C’è anche Taiwan del Generalissimo Chaing Kai-Shek, che prova a fare della battaglia tibetana una sorta di piede di porco per riaprire la Cina ai nazionalisti. C’è l’India che utilizza il Tibet per redimere i propri conti in sospeso con la Cina, finendo per ingigantire alcuni problemi, portando ad un conflitto territoriale Delhi e Pechino. E c’è naturalmente la Cina, la cui progressione e passaggio dal maoismo all’economia di mercato, porterà la propria presenza in Tibet a mutare, diventando infine vincente specie a livello internazionale, nonostante la fama che, per un certo periodo, ha potuto godere il Dalai Lama.

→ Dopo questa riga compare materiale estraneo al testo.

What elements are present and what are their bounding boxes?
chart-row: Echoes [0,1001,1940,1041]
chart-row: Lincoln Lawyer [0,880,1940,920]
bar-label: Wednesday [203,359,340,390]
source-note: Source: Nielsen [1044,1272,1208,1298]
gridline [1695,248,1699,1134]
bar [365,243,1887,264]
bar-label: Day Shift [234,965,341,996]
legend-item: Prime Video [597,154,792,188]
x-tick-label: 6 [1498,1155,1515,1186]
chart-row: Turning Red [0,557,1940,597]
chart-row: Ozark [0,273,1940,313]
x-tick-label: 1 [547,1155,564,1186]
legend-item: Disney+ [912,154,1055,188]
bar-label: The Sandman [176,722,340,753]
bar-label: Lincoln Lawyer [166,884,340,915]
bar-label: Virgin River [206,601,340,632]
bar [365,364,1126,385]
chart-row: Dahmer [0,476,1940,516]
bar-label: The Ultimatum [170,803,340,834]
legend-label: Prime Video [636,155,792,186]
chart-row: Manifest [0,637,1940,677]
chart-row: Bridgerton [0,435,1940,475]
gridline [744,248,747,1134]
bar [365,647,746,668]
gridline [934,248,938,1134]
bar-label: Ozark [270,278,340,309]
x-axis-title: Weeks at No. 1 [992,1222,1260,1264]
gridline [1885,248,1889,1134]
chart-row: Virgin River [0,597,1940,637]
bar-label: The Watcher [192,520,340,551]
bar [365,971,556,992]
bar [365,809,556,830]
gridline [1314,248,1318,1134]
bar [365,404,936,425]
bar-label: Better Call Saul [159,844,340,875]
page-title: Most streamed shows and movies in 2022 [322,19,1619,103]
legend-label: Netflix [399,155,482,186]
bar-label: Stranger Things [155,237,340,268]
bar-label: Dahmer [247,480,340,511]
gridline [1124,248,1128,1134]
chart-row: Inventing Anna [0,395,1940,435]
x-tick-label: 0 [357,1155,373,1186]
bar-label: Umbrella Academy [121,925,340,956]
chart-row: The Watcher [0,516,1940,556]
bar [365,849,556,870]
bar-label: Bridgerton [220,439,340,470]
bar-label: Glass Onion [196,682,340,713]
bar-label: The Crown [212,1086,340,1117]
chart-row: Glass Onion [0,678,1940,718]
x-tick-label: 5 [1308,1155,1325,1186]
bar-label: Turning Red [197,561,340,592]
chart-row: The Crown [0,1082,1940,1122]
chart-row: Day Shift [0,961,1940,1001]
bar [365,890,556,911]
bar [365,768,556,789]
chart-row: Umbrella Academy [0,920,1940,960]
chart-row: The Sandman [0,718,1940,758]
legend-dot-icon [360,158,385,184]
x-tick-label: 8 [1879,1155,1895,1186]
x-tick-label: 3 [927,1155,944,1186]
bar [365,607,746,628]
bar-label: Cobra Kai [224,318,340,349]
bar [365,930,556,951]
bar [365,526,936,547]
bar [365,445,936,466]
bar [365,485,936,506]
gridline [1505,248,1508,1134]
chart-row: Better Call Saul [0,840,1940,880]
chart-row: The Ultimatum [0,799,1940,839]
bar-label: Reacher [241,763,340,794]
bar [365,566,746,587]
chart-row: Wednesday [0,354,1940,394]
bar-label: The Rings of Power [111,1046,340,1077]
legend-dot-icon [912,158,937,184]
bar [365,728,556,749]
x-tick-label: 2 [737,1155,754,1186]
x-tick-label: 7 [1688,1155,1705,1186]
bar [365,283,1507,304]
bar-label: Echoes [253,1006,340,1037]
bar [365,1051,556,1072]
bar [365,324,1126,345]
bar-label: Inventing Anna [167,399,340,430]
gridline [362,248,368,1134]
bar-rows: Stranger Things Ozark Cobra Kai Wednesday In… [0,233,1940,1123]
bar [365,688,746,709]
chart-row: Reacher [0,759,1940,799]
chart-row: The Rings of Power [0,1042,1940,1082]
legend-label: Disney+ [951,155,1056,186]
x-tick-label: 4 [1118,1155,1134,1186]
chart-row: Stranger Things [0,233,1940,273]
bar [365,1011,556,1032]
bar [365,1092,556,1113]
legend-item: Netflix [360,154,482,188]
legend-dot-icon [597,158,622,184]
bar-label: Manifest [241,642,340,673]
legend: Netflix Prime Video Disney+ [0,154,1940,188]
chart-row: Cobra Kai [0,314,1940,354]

Detto che la sinologa che ha contribuito alla stesura della storia si è vista negare il visto da Pechino, secondo l’andazzo che chiunque sia sospettato di vicinanza o amicizia con il Dalai Lama diventa nemico del popolo cinese, il libro in realtà, si pone come una critica sia della Cina sia del Tibet.

Non sembra esente dai tanti torti storici enunciati nel saggio neanche la figura del Dalai Lama la cui distanza dagli affari temporali, in alcuni casi, sembra una scusa scolpita ad arte dal fratello per scaricarlo da responsabilità storiche. Thundop descrive minuziosamente alcuni momenti di frattura tra Cina e Tibet, proprio quando potevano essere messi insieme i cocci di un rapporto ormai deteriorato.

In quei casi, Thundop ondeggia sulle responsabilità del Dalai Lama, così come appare poco credibile la distanza di «Sua Santità» dalle operazioni coperte stabilite dalla Cia. Ed eccoli, gli Stati uniti, altra presenza formidabile e fondamentale nel libro. La Cia addestra la resistenza tibetana, in quel periodo che va dal deteriorarsi dei rapporti tra Cina e Tibet, fino alla fuga in India del Dalai Lama (fuga che per altro è pervasa da incomprensioni anche con l’allora premier indiano Nehru).
La Cia sbaglia tutto, dice Thundop. Addestra ma poi non manda armi, manda armi ma sono vecchie, quando sono nuove, non sono americane, proprio per non dare l’idea di invischiarsi con i tibetani, ovvero con la Cina. E, infine, c’è la lettura degli scontri del 1987 e di quelli a Pechino del 1989, che corrisponde in pieno alle paranoie di Pechino. In questo frangente c’è forse la parte più originale di tutto il libro.

Secondo il fratello del Dalai Lama, tanto i riots in Tibet, quanto quelli cinesi, furono orchestrati da non si sa bene quali potenze straniere. Un pensiero che trova la sua esemplificazione in un dialogo riportato da Thundop. Si tratta di uno scambio di battute con Deng Xiaoping, che stando alle parole di Thundop sembrava davvero desideroso di un ritorno del Dalai Lama in Cina.
«Noi siamo tibetani – spiega Thundop a Deng – non odiamo i cinesi. Noi odiamo gli stranieri», chiosa.